28日間ラット試験の実施については、これも「紅麹サプリ事件の横顔」(第2回)を読み返していただければそこに解説しているが、筆者の取材に対し、食品監視分析官のB氏は将来的に長期毒性試験を実施する可能性は否定しなかったものの、当時はその実施の事実について否定していた。同氏との一問一答の中には、それとなく「28日間試験」の実施を示唆するかのような会話が出てくるものの、それは今振り返ればの話で、その時は筆者に対して明言はしていない。省内の中でこのことが秘密とされていたのか、まだ取り掛かっていなかったのかは分からない。
厚労省と消費者庁の“分業”体制に漂う齟齬
この試験のことを消費者庁に聞いても、「研究については厚労省の担当」と素っ気ない。どうやら、原因究明は厚労省、プベルル酸の規格基準設定に関する対応については消費者庁という役割分担が出来上がっているようである。これも普通に考えればおかしな話で、原因が分からないのに対応ができるわけがないではないか。そのせいか、同部会でもちぐはぐなやり取りが続いた。

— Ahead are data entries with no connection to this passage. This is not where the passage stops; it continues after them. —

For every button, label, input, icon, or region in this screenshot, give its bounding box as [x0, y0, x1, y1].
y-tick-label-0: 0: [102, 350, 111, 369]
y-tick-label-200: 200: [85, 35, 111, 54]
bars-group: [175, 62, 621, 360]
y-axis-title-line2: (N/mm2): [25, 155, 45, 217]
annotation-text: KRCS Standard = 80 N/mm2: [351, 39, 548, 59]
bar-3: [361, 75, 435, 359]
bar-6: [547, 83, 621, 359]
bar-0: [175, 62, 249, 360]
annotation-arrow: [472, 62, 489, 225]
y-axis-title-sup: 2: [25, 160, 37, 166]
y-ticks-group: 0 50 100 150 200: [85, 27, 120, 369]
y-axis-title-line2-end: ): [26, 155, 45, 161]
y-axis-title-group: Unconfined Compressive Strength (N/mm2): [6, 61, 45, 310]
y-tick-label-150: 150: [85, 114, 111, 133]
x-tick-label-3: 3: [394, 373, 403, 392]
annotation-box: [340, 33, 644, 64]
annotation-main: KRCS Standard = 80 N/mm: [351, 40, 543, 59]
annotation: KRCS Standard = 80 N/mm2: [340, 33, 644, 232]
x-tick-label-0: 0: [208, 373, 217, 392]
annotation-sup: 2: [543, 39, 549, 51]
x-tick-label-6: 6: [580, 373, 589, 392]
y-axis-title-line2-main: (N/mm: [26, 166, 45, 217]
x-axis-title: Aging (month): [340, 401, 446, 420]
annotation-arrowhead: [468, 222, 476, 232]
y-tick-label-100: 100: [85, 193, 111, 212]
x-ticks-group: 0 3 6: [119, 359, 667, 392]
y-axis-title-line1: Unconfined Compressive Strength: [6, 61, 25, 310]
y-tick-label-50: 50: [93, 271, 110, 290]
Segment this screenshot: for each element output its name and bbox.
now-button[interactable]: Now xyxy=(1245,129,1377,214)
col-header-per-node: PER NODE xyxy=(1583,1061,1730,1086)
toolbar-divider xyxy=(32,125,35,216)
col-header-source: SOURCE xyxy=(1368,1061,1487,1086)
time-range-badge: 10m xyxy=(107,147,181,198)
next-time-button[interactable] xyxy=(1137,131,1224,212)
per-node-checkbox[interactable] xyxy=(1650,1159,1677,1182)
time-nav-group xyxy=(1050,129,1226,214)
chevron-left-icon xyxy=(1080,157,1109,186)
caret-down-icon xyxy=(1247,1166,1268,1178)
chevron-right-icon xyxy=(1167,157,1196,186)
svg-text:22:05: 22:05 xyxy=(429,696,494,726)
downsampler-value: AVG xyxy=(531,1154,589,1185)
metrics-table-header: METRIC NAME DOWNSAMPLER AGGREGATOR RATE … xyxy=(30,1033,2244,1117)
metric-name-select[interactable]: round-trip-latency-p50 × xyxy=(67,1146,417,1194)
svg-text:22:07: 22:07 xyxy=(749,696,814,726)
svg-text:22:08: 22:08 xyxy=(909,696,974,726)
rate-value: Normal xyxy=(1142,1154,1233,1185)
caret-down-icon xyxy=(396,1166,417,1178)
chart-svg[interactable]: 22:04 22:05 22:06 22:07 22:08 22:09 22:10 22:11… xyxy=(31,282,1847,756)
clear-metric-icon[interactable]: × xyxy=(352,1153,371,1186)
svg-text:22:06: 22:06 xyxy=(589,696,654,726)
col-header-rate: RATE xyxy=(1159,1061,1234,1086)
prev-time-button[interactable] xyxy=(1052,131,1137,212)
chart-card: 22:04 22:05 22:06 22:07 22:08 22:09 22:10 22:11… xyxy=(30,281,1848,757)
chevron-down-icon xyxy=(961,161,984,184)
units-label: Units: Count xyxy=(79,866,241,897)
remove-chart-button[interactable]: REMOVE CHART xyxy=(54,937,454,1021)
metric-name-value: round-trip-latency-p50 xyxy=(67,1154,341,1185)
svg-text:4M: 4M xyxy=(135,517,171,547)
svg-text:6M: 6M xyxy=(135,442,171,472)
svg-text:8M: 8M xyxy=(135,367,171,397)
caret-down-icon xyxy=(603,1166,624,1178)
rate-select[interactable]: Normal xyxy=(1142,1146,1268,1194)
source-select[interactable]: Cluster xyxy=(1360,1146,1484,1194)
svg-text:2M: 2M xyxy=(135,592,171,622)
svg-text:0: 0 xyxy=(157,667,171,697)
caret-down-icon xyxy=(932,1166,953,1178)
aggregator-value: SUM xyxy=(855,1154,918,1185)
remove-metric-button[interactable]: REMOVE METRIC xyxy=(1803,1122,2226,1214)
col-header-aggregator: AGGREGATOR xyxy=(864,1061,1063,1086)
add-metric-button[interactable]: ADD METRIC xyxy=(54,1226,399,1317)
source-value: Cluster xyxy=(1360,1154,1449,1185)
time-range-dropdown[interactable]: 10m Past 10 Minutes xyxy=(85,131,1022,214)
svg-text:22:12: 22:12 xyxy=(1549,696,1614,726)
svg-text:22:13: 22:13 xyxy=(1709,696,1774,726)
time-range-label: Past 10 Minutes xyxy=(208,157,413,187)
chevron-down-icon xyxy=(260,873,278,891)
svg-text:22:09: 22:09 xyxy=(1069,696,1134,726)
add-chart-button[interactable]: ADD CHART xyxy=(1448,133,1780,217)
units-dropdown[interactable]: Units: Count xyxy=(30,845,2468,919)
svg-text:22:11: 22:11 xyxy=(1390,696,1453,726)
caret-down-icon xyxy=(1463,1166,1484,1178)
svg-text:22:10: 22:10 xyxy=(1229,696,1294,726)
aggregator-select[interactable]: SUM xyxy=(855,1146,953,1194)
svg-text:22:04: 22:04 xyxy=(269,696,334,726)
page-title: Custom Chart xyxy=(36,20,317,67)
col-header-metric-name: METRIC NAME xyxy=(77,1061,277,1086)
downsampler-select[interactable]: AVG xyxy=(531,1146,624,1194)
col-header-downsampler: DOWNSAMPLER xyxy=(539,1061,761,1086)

「情報提供の仕方が無茶苦茶。食品安全行政を国際水準に合わせるべき。厚労省と消費者庁の二重構造にしたことも、将来に禍根を残す」という業界関係者の声もある。プベルル酸を腎障害の唯一の容疑者に仕立て上げ、何が何でも予防対策のための規格基準を作り上げようとする消費者庁。冤罪事件が問題になっている昨今、共犯者はいないのか?果たして腎障害容疑だけで立件できるのか?今後の行方に注目したい。
28日間毒性試験を巡る行政対応について、消費者庁に話を聞いた。以下に一問一答を紹介する。
――(筆者)国立衛生研で行われた28日間毒性試験が開示されなかった理由は何ですか?
消費者庁 試験は厚労科研で実施されたため、開示されなかった理由については厚生労働省に問い合わせてください。
――プベルル酸の基準策定はどのような経緯で進められていますか?
消費者庁 閣僚会議の決定に基づき、厚労省からの通知を受け検討を進めています。
――90日間試験や他の動物での試験の可能性はありますか?
消費者庁 さらなる試験の実施については、厚生労働省と相談して進めていきます。
――厚労省とどのように役割を分担するのですか?
消費者庁 厚労省と適切な役割分担を行い、情報共有を続けながら各種検討を進めていきます。